This may be the most elegant thing I have ever attempted to bake, and probably pronounce.
It all began over Christmas holiday 2015 when I completely fell head over heels in love with “The Great British Bake Off.” A show that rivals any baking competition I have ever watched.
It all takes place in a magical tent on the countryside where contestants are given three baking challenges to complete. A Signature, a Technical, and finally a Showstopper(and boy is it a showstopper) they are judged on all three before they can move on to the next week. They have a reasonable amount of time in order to complete each task, unlike the usual ‘bake 300 cupcakes in a hour while being yelled at’ show I normally indulge in.
The contestants are a wide variety of ages, backgrounds, and skill levels. It’s also British so naturally the contestants treat each other with respect and courtesy, and they all have a lovely accent to boot. In the end I acquired a girl crush on Martha, and a desire to make and eat Feuilleté de Poires which essentially means pears in puff pastry.

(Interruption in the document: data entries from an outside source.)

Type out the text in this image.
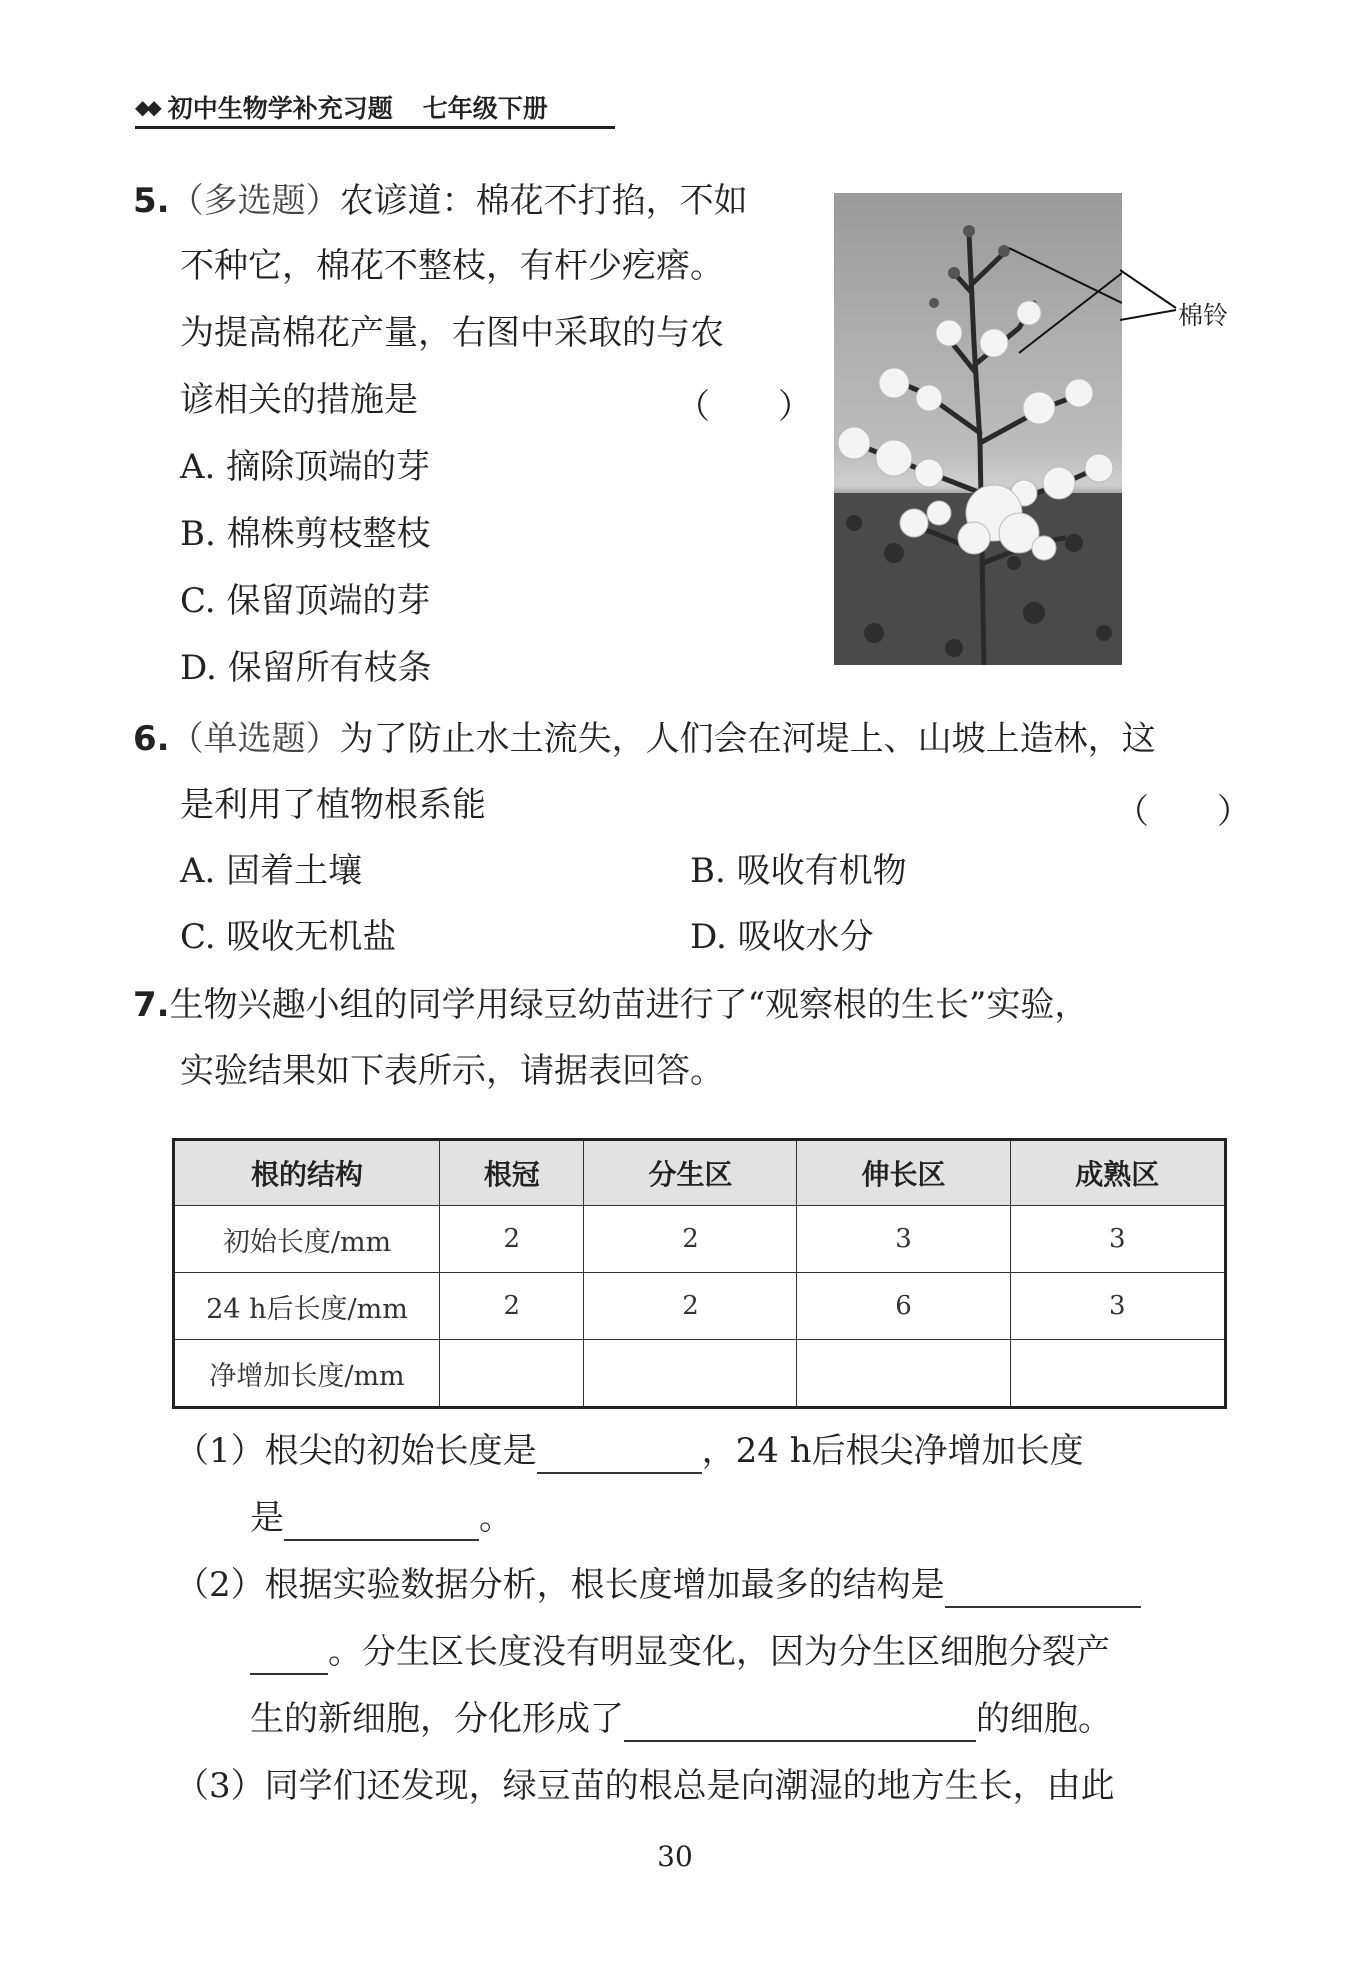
◆◆ 初中生物学补充习题 七年级下册
5.（多选题）农谚道：棉花不打掐，不如
不种它，棉花不整枝，有杆少疙瘩。
为提高棉花产量，右图中采取的与农
谚相关的措施是	（　　）
A. 摘除顶端的芽
B. 棉株剪枝整枝
C. 保留顶端的芽
D. 保留所有枝条
棉铃
6.（单选题）为了防止水土流失，人们会在河堤上、山坡上造林，这
是利用了植物根系能	（　　）
A. 固着土壤	B. 吸收有机物
C. 吸收无机盐	D. 吸收水分
7.生物兴趣小组的同学用绿豆幼苗进行了“观察根的生长”实验，
实验结果如下表所示，请据表回答。
根的结构	根冠	分生区	伸长区	成熟区
初始长度/mm	2	2	3	3
24 h后长度/mm	2	2	6	3
净增加长度/mm				
（1）根尖的初始长度是	，24 h后根尖净增加长度
是	。
（2）根据实验数据分析，根长度增加最多的结构是
。分生区长度没有明显变化，因为分生区细胞分裂产
生的新细胞，分化形成了	的细胞。
（3）同学们还发现，绿豆苗的根总是向潮湿的地方生长，由此
30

This bake was given as a technical challenge, and I totally understand why. Puff pastry is always going to be a pain in the tuckus, even when you're not on a reality T.V. show. It involves a lot of time and patience to be able to correctly work the dough in such an intricate folding process. I can only imagine doing this bake with cameras watching (oofta! thank goodness that wasn't the case).
Everything else however was a breeze. Poaching a pear is pretty much glorified boiling, and if you save yourself some of the wine to sip on while you wrap the pears in puff pastry. It makes you forget any stress that might have been acquired when making the pastry in the first place. So you can just relax and enjoy the smells wafting from the oven.